Страсть —лейтмотив щукинского исполнения. И булычовское разоблачительство у Щукина — страсть, и вражда к «чужой улице», тоска по своей улице страсть, и желание добраться до «корня» — страсть, и любовь к жизни и ненависть к смерти страсть. Все это вместе в щукинском исполнении может быть выражено одним словом — одержимость. Это — погружение себя целиком в бурлящий поток жизни. Припадки болезни только усталость пловца, собирающего все силы, чтобы достичь берега. Болезнь Булычова служила Щукину для подчеркивания здоровья Булычова. Болезнь равнодушно наносит свои раны, с каждым актом Булычов все слабее, бледнее, изможденнее, но тем сильнее, ожесточеннее, отчаяннее разгорается в нем жизнь. ‹…›
К щукинскому Булычову смерть приходила неожиданно, не было у него этого постепенного умирания, он был подкошен смертью, сражен на ходу. Даже когда болезнь делала свое дело, во втором и особенно в третьем акте, Булычов — Щукин начинал свой разговор слабым голосом, но постепенно голос крепчал, возвышался, весь Булычов как бы вдруг выздоравливал, возрождался, вспыхивал полным и ярким накалом, чтобы затем сразу ослабеть и осунуться. Эти резкие переходы от слабости к силе, и снова к слабости, и снова к силе вместо постепенного убывания сил больше соответствовали образу Булычова, хотя, вероятно, и расходились с клиническими данными.

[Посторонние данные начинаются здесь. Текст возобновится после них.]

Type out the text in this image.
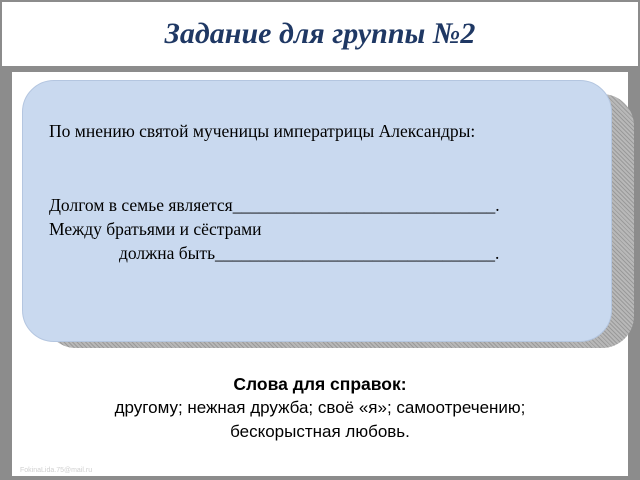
Задание для группы №2
По мнению святой мученицы императрицы Александры:
Долгом в семье является______________________________.
Между братьями и сёстрами
должна быть________________________________.
Слова для справок:
другому; нежная дружба; своё «я»; самоотречению;
бескорыстная любовь.
FokinaLida.75@mail.ru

Академик Бурденко в своей заметке о спектакле указывал, что рак печени всегда сопровождается «душевной депрессией» и что, следовательно, та «сила реакции», на которой Щукин строит свой образ, «маловероятна при его физическом состоянии». «Физические страдания, которые при раке совершенно истощают человека, почти не причиняют беспокойства Булычову». Вместе с тем Бурденко допускает, что избранный Щукиным «рисунок роли… требовал именно такого разрешения образа». Но Щукин и не мог избрать иного «рисунка роли» потому, что для него жизнь Булычова в течение трех актов — беспрерывная борьба, борьба с «другими», с ложью, со смертью. Прекратить эту борьбу — значило бы для него умереть раньше срока, положенного в пьесе.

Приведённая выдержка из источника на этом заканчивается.